Une autre source est l’autorité « de grands esprits qui me sont chers » et qui « ont médité » sur la noblesse en nous incomparablement féconde et précieuse » de la souffrance. Et de citer en note Baudelaire (« Je sais que la douleur est la noblesse unique / Où ne mordront jamais la terre et les enfers »), Léon Bloy (« Un cœur sans affliction est comme un monde sans révélation, il ne voit Dieu qu’à la faible lueur du crépuscule ») et surtout Raïssa [8]. Il vaut la peine de citer ce passage des Grandes amitiés, aussi beau en sa forme que profond en son contenu :
« Cette question de la souffrance dans la Béatitude, et de la souffrance en Dieu lui-même, avait déjà été posée par Bloy dans Le salut par les Juifs. La théologie ni Aristote n’admettent cette conjonction de la souffrance et de la Béatitude. Celle-ci est une plénitude absolue, et la souffrance est la plainte de ce qui est blessé. Mais notre Dieu est un Dieu crucifié ; la béatitude dont il ne peut être privé ne l’a empêché ni de craindre ni de gémir, ni de suer le sang de l’Agonie indicible, ni de se plaindre sur la Croix, ni de se sentir abandonné ! « Tous les viols imaginables de ce qu’on est convenu d’appeler la Raison peuvent être acceptés d’un Dieu qui souffre’, dit Léon Bloy dans le Salut.

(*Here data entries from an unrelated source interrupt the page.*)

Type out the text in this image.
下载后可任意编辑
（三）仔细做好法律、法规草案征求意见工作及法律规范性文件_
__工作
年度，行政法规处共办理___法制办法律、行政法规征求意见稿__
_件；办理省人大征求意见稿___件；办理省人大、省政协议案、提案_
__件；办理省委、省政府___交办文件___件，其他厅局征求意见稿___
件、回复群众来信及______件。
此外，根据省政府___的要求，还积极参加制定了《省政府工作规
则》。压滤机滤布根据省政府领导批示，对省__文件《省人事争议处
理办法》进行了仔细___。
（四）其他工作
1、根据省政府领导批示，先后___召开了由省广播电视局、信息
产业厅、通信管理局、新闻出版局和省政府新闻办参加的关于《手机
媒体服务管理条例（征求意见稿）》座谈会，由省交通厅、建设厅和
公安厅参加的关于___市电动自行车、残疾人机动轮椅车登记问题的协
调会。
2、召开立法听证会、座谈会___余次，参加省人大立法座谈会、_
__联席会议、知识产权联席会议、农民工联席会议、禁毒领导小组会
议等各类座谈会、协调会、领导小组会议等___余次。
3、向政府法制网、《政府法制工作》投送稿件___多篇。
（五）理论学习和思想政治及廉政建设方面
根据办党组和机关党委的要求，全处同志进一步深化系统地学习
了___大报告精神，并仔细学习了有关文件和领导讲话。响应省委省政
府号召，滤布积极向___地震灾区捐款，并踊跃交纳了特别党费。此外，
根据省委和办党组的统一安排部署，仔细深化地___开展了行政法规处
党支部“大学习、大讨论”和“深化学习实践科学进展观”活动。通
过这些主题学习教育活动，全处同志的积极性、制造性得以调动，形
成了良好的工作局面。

« Pour un être créé, être capable de souffrir est une réelle perfection, c’est l’apanage de la vie et de l’esprit, c’est la grandeur de l’homme ; et, ‘puique [on] nous enseigne que nous fûmes créés à la ressemblance de Dieu, est-il donc si difficile de présumer bonnement qu’il doit y avoir dans l’Essence impénétrable, quelque chose de correspondant à nous, sans péché, et que le synoptique désolant des troubles humains n’est qu’un reflet ténébreux des inexprimables conflagrations de la Lumière’
« Parce qu’elle implique en sa notion même une imperfection, la souffrance ne peut être attribuée à l’‘Essence impénétrable’. Mais sous une forme qu’aucun nom humain ne peut nommer, ne faut-il pas que se trouve en elle tout ce qu’il y a de mystérieuse perfection dans la souffrance de la créature ?
« Ces ‘inexprimables conflagrations de la Lumière’, cette sorte de gloire de la souffrance, voilà peut-être à quoi correspondent sur la terre la souffrance des innocents, les larmes des enfants, certains excès d’humiliation et de misère que le cœur ne peut presque pas accepter sans scandale, et qui, lorsque la figure de ce monde énigmatique aura passé, apparaîtront au sommet des Béatitudes.
« Nous nous excuserons de ce que ces pensées ont d’obscur en nous réfugiant encore une fois auprès de notre parrain et en disant avec lui : ‘Quand on parle amoureusement de Dieu, tous les mots humains ressemblent à des lions devenus aveugles qui chercheraient une source dans le désert’ [9] ».
Il y a, peut-être plus encore, l’expérience suivante : « Un homme qui n’a pas été instruit par la douleur ne sait rien, et n’est pas grand-chose, n’étant ni un véritable enfant ni un homme accompli dans sa vérité [10] ».
Enfin, Maritain est habité par un souci pastoral et même missionnaire. Nombre de non-chrétiens sont révoltés contre Dieu qui « se plairait au spectacle […] fixé par lui du déroulement d’une histoire humaine où le mal abonde abominablement ». Inversement, « si les gens savaient que Dieu ‘souffre’ avec nous et beaucoup plus que nous de tout le mal qui ravage la terre, bien des choses changeraient sans doute, et bien des âmes seraient libérées [11] ».
3) Argumentation
Pour autant que l’on puisse parler d’argument, Maritain propose la démonstration suivante.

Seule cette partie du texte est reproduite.